Monday, March 9, 2026

Maurer: OLC memo on boats strikes is 'bullshit'

 Dan Maurer of Lawfare describes the difference between a lie and “bullshit” in the context of the military boat strikes which continued yesterday with six more deaths:

The Department of Justice’s Office of Legal Counsel (OLC) has become a flashpoint in the public debate over the Trump administration’s compliance with federal laws, the Constitution, and foundational rule-of-law principles. The Justice Department’s resistance to publishing the OLC opinion on the lawfulness of the military’s counternarcotic boat strikes is one such lingering controversy. But lack of transparency is not always the problem. On Dec. 23, 2025, the OLC provided its opinion on the “Proposed War Department Operation to Support Law Enforcement Efforts in Venezuela” (called “Operation Absolute Resolve”) to the legal adviser for the National Security Council.

This particular OLC memorandum—more specifically, the argument it makes based on an interpretation of law and many now redacted facts—contains “bullshit”: in the technical sense of the term first described by philosopher Harry Frankfurt in his classic book, On Bullshit. Frankfurt’s chief accomplishment is lexicographically and conceptually distinguishing a lie from bullshit, an approach that has been applied since in many disciplines, including ethicsinternational relations, and rhetoric.

Inspired by other legal scholars’ use of Frankfurt’s “bullshit” concept to address serious controversies, including constitutional interpretation, I aim to apply Frankfurt’s definitional clarity to another legal methodology target: national security-related OLC opinions that rely extensively on previous OLC opinions as support for their key propositions. This matters because those key propositions in turn result in legal conclusions aligned with known policy preferences of the president. As Michael Smith put it: “Bullshit is worth calling out wherever it may be.”

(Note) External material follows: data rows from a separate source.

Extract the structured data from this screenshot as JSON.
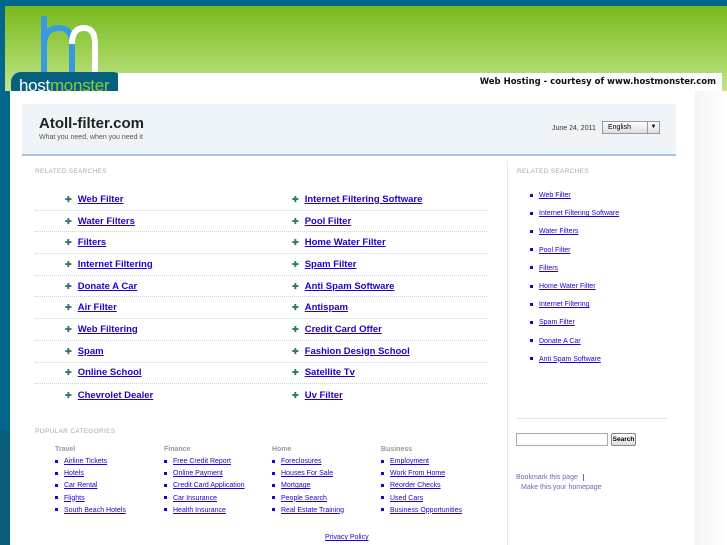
{
  "header": {
    "logo_text": "hostmonster",
    "courtesy": "Web Hosting - courtesy of www.hostmonster.com"
  },
  "site": {
    "title": "Atoll-filter.com",
    "tagline": "What you need, when you need it",
    "date": "June 24, 2011",
    "language": "English"
  },
  "main": {
    "heading": "RELATED SEARCHES",
    "rows": [
      [
        "Web Filter",
        "Internet Filtering Software"
      ],
      [
        "Water Filters",
        "Pool Filter"
      ],
      [
        "Filters",
        "Home Water Filter"
      ],
      [
        "Internet Filtering",
        "Spam Filter"
      ],
      [
        "Donate A Car",
        "Anti Spam Software"
      ],
      [
        "Air Filter",
        "Antispam"
      ],
      [
        "Web Filtering",
        "Credit Card Offer"
      ],
      [
        "Spam",
        "Fashion Design School"
      ],
      [
        "Online School",
        "Satellite Tv"
      ],
      [
        "Chevrolet Dealer",
        "Uv Filter"
      ]
    ]
  },
  "sidebar": {
    "heading": "RELATED SEARCHES",
    "items": [
      "Web Filter",
      "Internet Filtering Software",
      "Water Filters",
      "Pool Filter",
      "Filters",
      "Home Water Filter",
      "Internet Filtering",
      "Spam Filter",
      "Donate A Car",
      "Anti Spam Software"
    ],
    "search_button": "Search",
    "search_value": "",
    "bookmark": "Bookmark this page",
    "homepage": "Make this your homepage"
  },
  "categories": {
    "heading": "POPULAR CATEGORIES",
    "groups": [
      {
        "title": "Travel",
        "items": [
          "Airline Tickets",
          "Hotels",
          "Car Rental",
          "Flights",
          "South Beach Hotels"
        ]
      },
      {
        "title": "Finance",
        "items": [
          "Free Credit Report",
          "Online Payment",
          "Credit Card Application",
          "Car Insurance",
          "Health Insurance"
        ]
      },
      {
        "title": "Home",
        "items": [
          "Foreclosures",
          "Houses For Sale",
          "Mortgage",
          "People Search",
          "Real Estate Training"
        ]
      },
      {
        "title": "Business",
        "items": [
          "Employment",
          "Work From Home",
          "Reorder Checks",
          "Used Cars",
          "Business Opportunities"
        ]
      }
    ]
  },
  "footer": {
    "privacy": "Privacy Policy"
  },
  "colors": {
    "link": "#2200cc",
    "header_green": "#8cc63f",
    "brand_teal": "#06617e"
  }
}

This piece takes up that challenge and finds that “the President’s law firm” is as guilty of purveying bullshit as any other group of legal professionals. This is an especially dangerous practice for a government agency. It often results in a superficial legal argument that supports a presidential policy preference well known to the OLC, that may or may not reflect the “best view” of the law, and provides a veneer of authority masking its objectionable “truthiness.”

In the national security context, the danger of a bullshit OLC argument is elevated for four reasons: (a) The OLC’s influence and authority within the executive branch enables it to claim its own conclusions are quasi-precedential and conclusive unless the OLC, the attorney general, or the president chooses to override them (see this important law review article by Trevor Morrison, a former OLC attorney); (b) the actions analyzed frequently deal with life and death decisions involving the U.S. military; (c) the relevant facts are often classified and kept from public scrutiny; and (d) the decisions these OLC opinions validate often avoid judicial review.

 

Frankfurt defined “bullshit” as a fouler version of “humbug,” which Max Black defined as “short of lying,”  but a “deceptive misrepresentation ... of somebody’s own thoughts, feelings, or attitudes” and “especially by pretentious word or deed.” Frankfurt does not say “bullshit” is better or worse than a lie. In fact, the bullshit statement may actually be true. Rather, Frankfurt distinguishes its purveyors’ goals and methods. A lie is a deliberate statement of a falsehood. The speaker knows the statement to be false or at least thinks he knows. And the liar’s intent is to keep the listener or reader away from the truth of the matter via his deliberately false statement. Delivering an effective lie takes “craftsmanship.” But, unlike a liar, the bullshitter does not care if the statement is false, has no intent to lasso the listener or reader away from the truth, may accidentally be stating the truth, and may not even know if the statement is true or false. The bullshitter has a different objective:

[T]he bullshitter hides ... that the truth-values of his statements are of no central interest to him …. He does not care whether the things he says describe reality correctly. He just picks them out, or makes them up, to suit his purpose.